Jay Electronica — Act II: The Patents of Nobility

Which seemed more likely at the start of this year: a society-altering pandemic or two Jay Electronica albums? There luckily (?) wasn’t any choice in the matter, with both highly improbable events coming to pass. Following the revelatory and Jay-Z-featuring A Written Testimony, Jay’s latest record comes more than a decade after its intended release. It leaked over the weekend, with some light kayfabe from Jay’s legal team before it went up on Tidal and YouTube in short order. Nevermind if it largely feels unfinished demos or like something never meant to leave the vaults, it’s fascinating to behold. He brings a further collection of detailed narratives that cast all of his trepidation toward stardom into slightly clearer focus.

Mary Lattimore — Silver Ladders

One of the bedrock “let’s throw something on in the background while I write, suppress existential doom, or get ready to sleep” artists, harpist Mary Lattimore returns with her latest record of vast horizons. Lumping anyone into that category is far from a knock — it can end up becoming some of the most-listened stuff. Silver Ladders continues to upgrade her toolkit, after extending her experimental harp playing with guitar, theremin, and vocal work. Joined by Slowdive’s Neil Halstead, she follows her recent string of collaborative albums with his otherworldly, foreboding guitar work and synth textures. It’s increasingly hard to write about an artist like Lattimore or Julianna Barwick or Tim Hecker without the proper vocabulary when they so thoroughly own a lane like this, but it’s incredibly pleasant, good stuff.

Slow Pulp — Moveys

The Chicago-based indie rock act Slow Pulp was thrown something of a curveball in finishing up their debut LP. Partway through wrapping up Moveys when the pandemic struck, the band was forced to mix and record vocal takes across state lines, with the band split between Chicago and Wisconsin. Nevermind that the finished product turned out to be a supremely confident, genre-bounding exercise. Spanning driving folk rock, shimmering dream pop, and heavy shoegaze, it skitters with a restless pursuit of new terrain. “At It Again” rules, and sounds like an early highlight.

Cut Worms — Nobody Lives Here Anymore

On his gargantuan new double album, Cut Worms’ Max Clarke traverses a remarkable amount of ground over nearly 80 minutes. He leaves almost no stone unturned in the ‘60s Americana songbook, from easygoing country and folk pop to sunkissed psychedelia. It goes down incredibly easily, without feeling belabored or overwrought in its aims.

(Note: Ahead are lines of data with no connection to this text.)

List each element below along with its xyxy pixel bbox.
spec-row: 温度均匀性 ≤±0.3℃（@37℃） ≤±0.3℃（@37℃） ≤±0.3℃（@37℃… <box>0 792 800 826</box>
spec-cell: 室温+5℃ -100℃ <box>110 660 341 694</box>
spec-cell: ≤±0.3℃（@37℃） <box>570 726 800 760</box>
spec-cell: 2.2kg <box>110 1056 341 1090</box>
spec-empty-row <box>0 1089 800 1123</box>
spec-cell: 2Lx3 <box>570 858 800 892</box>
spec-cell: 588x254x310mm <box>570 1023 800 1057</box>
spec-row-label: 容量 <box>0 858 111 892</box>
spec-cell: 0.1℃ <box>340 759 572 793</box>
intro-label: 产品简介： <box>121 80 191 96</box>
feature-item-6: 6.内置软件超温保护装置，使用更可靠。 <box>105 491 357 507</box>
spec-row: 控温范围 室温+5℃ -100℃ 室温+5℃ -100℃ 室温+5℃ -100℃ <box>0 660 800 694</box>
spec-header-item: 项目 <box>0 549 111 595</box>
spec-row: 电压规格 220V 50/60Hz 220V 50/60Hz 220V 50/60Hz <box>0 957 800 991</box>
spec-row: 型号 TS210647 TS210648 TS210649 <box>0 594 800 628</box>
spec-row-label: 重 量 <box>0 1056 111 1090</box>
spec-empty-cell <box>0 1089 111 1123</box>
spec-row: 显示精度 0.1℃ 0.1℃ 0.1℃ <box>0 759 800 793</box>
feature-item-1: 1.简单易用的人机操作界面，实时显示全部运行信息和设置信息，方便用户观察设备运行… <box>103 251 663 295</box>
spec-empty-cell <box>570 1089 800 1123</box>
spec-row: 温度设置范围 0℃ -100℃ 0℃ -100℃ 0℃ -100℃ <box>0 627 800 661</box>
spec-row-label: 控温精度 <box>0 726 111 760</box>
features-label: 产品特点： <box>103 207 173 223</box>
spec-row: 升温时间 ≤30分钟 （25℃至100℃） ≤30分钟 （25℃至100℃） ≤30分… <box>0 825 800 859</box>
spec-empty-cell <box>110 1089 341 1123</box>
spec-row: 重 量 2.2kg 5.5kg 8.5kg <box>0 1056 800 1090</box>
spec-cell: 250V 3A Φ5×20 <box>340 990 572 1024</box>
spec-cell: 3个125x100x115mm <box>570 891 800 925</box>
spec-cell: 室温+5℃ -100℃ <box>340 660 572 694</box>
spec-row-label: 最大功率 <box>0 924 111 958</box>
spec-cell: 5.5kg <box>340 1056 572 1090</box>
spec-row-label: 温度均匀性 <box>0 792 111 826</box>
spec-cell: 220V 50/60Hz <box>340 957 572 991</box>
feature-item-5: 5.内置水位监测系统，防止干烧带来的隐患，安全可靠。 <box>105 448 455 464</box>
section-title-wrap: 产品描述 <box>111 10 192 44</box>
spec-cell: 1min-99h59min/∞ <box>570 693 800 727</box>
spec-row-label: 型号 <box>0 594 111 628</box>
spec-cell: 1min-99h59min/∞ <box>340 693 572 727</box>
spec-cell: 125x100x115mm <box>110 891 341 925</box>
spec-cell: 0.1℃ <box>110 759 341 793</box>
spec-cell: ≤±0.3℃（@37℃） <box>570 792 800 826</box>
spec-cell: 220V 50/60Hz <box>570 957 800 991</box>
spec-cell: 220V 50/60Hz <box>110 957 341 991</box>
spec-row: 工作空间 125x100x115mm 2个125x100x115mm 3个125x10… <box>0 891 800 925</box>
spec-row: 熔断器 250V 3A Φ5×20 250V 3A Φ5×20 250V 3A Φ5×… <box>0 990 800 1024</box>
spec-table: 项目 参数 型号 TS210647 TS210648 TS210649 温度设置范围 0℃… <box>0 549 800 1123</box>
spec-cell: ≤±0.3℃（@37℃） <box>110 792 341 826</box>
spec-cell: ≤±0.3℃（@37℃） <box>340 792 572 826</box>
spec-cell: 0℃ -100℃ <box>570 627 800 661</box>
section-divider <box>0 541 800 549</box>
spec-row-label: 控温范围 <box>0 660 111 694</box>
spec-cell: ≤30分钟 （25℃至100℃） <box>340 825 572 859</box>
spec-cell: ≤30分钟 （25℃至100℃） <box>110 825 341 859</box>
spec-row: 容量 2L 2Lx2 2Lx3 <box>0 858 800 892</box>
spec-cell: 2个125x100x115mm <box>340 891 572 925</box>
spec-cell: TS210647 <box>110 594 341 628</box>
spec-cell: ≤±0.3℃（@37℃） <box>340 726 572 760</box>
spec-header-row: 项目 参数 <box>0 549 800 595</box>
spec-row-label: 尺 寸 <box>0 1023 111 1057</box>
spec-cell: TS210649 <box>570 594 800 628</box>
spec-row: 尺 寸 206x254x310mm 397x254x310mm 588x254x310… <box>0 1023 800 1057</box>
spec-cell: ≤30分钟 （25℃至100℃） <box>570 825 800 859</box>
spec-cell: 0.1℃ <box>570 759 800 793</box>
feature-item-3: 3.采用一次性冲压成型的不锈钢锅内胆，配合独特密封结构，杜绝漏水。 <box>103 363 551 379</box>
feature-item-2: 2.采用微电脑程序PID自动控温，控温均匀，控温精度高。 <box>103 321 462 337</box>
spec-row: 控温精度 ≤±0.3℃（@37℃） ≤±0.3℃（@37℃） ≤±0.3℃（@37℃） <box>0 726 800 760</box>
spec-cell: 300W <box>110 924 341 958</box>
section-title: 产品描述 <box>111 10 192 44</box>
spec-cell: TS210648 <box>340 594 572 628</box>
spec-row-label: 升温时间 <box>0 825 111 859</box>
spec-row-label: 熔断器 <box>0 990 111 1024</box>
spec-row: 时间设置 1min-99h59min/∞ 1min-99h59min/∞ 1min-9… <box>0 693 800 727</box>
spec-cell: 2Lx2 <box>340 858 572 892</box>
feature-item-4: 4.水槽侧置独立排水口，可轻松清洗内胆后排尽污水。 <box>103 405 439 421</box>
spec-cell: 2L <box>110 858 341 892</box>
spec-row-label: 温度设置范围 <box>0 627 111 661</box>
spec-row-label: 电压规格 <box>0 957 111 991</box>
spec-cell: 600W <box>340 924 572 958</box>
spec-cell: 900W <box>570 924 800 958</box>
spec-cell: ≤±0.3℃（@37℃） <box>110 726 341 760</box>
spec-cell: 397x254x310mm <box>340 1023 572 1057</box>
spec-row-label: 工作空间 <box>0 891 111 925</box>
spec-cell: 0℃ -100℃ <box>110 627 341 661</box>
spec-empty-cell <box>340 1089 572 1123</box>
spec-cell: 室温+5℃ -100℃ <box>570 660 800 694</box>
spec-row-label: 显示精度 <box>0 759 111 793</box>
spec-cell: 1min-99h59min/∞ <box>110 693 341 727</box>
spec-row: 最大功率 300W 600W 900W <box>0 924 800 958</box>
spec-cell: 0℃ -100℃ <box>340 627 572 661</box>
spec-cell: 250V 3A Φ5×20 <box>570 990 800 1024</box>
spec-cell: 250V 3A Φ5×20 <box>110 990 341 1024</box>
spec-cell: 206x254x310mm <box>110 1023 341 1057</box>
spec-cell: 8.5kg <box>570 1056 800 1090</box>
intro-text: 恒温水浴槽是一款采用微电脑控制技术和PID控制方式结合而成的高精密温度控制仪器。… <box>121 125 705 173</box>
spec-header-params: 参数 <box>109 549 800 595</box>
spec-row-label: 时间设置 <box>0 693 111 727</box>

According to an early press statement, he says the album title derives from “throwaway consumer culture and how the postwar commercial wet dreams never came true, how nothing is made to last.” That’s...right? While it can evoke empty storefronts and forgotten towns, he’s never incensed enough on Nobody Lives Here Anymore for this to register as anything but eminently listenable, an earnest tribute to the greats from long before his time.